Daily volumes in trading of FTX’s Dollar Spot Index have declined following a period of volatility in foreign exchange markets.
The new perpetual contract is based on the so-called FTX Dollar Spot Index and went live on October 3. It tracks the performance of a basket of leading global currencies against the U.S. dollar, including the euro, Japanese yen, Canadian dollar, and British pound.
Trading in the index came in just above $1 million on its first day of trading, raising to $1.25 million on day two before trending downwards, according to The Block’s Data Dashboard.
Trading volumes were as low as $52,600 on Saturday before recovering somewhat to just over $122,000 on Sunday. Volumes tripled on Monday to a little over $368,000, while open interest — the value of all outstanding contracts — is $777,000.

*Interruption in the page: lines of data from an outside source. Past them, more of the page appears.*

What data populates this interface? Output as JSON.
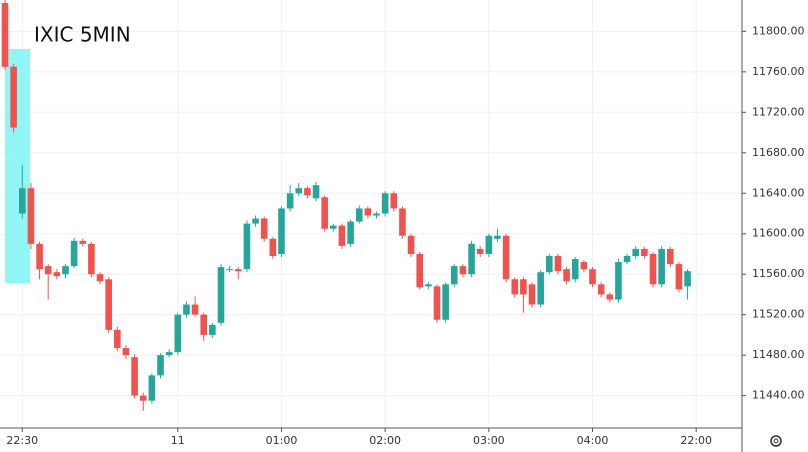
{
  "chart_data": {
    "type": "candlestick",
    "title": "IXIC 5MIN",
    "categories": [
      null,
      null,
      "22:30",
      null,
      null,
      null,
      null,
      null,
      null,
      null,
      null,
      null,
      null,
      null,
      null,
      null,
      null,
      null,
      null,
      null,
      "11",
      null,
      null,
      null,
      null,
      null,
      null,
      null,
      null,
      null,
      null,
      null,
      "01:00",
      null,
      null,
      null,
      null,
      null,
      null,
      null,
      null,
      null,
      null,
      null,
      "02:00",
      null,
      null,
      null,
      null,
      null,
      null,
      null,
      null,
      null,
      null,
      null,
      "03:00",
      null,
      null,
      null,
      null,
      null,
      null,
      null,
      null,
      null,
      null,
      null,
      "04:00",
      null,
      null,
      null,
      null,
      null,
      null,
      null,
      null,
      null,
      null,
      null,
      "22:00"
    ],
    "open": [
      11828,
      11765,
      11620,
      11645,
      11590,
      11568,
      11562,
      11560,
      11568,
      11593,
      11590,
      11560,
      11555,
      11505,
      11487,
      11478,
      11440,
      11435,
      11460,
      11480,
      11483,
      11520,
      11530,
      11520,
      11500,
      11512,
      11565,
      11565,
      11565,
      11610,
      11615,
      11595,
      11580,
      11625,
      11640,
      11645,
      11635,
      11636,
      11605,
      11608,
      11590,
      11612,
      11625,
      11618,
      11620,
      11640,
      11625,
      11598,
      11580,
      11548,
      11548,
      11515,
      11550,
      11568,
      11560,
      11585,
      11580,
      11595,
      11598,
      11555,
      11555,
      11550,
      11530,
      11562,
      11578,
      11565,
      11555,
      11572,
      11565,
      11550,
      11540,
      11535,
      11572,
      11578,
      11585,
      11580,
      11550,
      11585,
      11570,
      11548,
      null
    ],
    "high": [
      11831,
      11768,
      11668,
      11650,
      11592,
      11570,
      11565,
      11570,
      11596,
      11595,
      11592,
      11562,
      11557,
      11508,
      11490,
      11481,
      11443,
      11462,
      11482,
      11486,
      11522,
      11533,
      11538,
      11522,
      11512,
      11570,
      11568,
      11567,
      11613,
      11618,
      11617,
      11597,
      11627,
      11648,
      11650,
      11647,
      11651,
      11638,
      11610,
      11610,
      11614,
      11628,
      11627,
      11622,
      11642,
      11642,
      11627,
      11600,
      11582,
      11552,
      11550,
      11552,
      11570,
      11570,
      11593,
      11588,
      11600,
      11605,
      11600,
      11557,
      11557,
      11552,
      11564,
      11580,
      11580,
      11567,
      11577,
      11574,
      11567,
      11552,
      11542,
      11575,
      11580,
      11588,
      11587,
      11582,
      11588,
      11587,
      11572,
      11565,
      null
    ],
    "low": [
      11762,
      11700,
      11615,
      11585,
      11555,
      11535,
      11555,
      11556,
      11566,
      11587,
      11557,
      11550,
      11502,
      11484,
      11476,
      11437,
      11425,
      11432,
      11457,
      11478,
      11480,
      11517,
      11518,
      11494,
      11497,
      11509,
      11562,
      11555,
      11562,
      11607,
      11592,
      11575,
      11577,
      11622,
      11637,
      11635,
      11632,
      11602,
      11602,
      11585,
      11587,
      11610,
      11615,
      11615,
      11617,
      11622,
      11595,
      11577,
      11545,
      11545,
      11512,
      11512,
      11547,
      11557,
      11557,
      11577,
      11577,
      11592,
      11552,
      11537,
      11522,
      11527,
      11527,
      11560,
      11560,
      11550,
      11552,
      11562,
      11547,
      11537,
      11532,
      11532,
      11570,
      11575,
      11575,
      11547,
      11547,
      11567,
      11542,
      11535,
      null
    ],
    "close": [
      11765,
      11705,
      11645,
      11590,
      11565,
      11560,
      11558,
      11568,
      11593,
      11590,
      11560,
      11553,
      11505,
      11487,
      11480,
      11440,
      11435,
      11460,
      11480,
      11483,
      11520,
      11530,
      11520,
      11500,
      11510,
      11567,
      11565,
      11563,
      11610,
      11615,
      11595,
      11578,
      11625,
      11640,
      11645,
      11638,
      11648,
      11605,
      11608,
      11588,
      11612,
      11625,
      11618,
      11620,
      11640,
      11625,
      11598,
      11580,
      11547,
      11550,
      11515,
      11550,
      11568,
      11560,
      11590,
      11580,
      11598,
      11598,
      11555,
      11540,
      11540,
      11530,
      11562,
      11578,
      11563,
      11553,
      11575,
      11565,
      11550,
      11540,
      11535,
      11572,
      11578,
      11585,
      11578,
      11550,
      11585,
      11570,
      11545,
      11563,
      null
    ],
    "up_color": "#26a69a",
    "down_color": "#ef5350",
    "ylim": [
      11408,
      11831
    ],
    "yticks": [
      {
        "value": 11440,
        "label": "11440.00"
      },
      {
        "value": 11480,
        "label": "11480.00"
      },
      {
        "value": 11520,
        "label": "11520.00"
      },
      {
        "value": 11560,
        "label": "11560.00"
      },
      {
        "value": 11600,
        "label": "11600.00"
      },
      {
        "value": 11640,
        "label": "11640.00"
      },
      {
        "value": 11680,
        "label": "11680.00"
      },
      {
        "value": 11720,
        "label": "11720.00"
      },
      {
        "value": 11760,
        "label": "11760.00"
      },
      {
        "value": 11800,
        "label": "11800.00"
      }
    ],
    "grid": true
  }
}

The lack of volume could be linked to waning volatility in foreign exchange markets, according to the Deutsche Bank FX Volatility index.
The launch came amid a sustained period of volatility in foreign exchange markets. Both the British pound and the Chinese yuan fell to record lows versus the U.S. dollar in the same week.
The pound has largely recovered since, although JPMorgan analysts say the damage done by the Treasury’s budget could permanently scar U.K. bonds, known as gilts.
This, coupled with Thursday’s Inflation data out of the U.S, may be cause for further volatility in FX markets as equities and cryptocurrencies have been pummeled by recent data releases.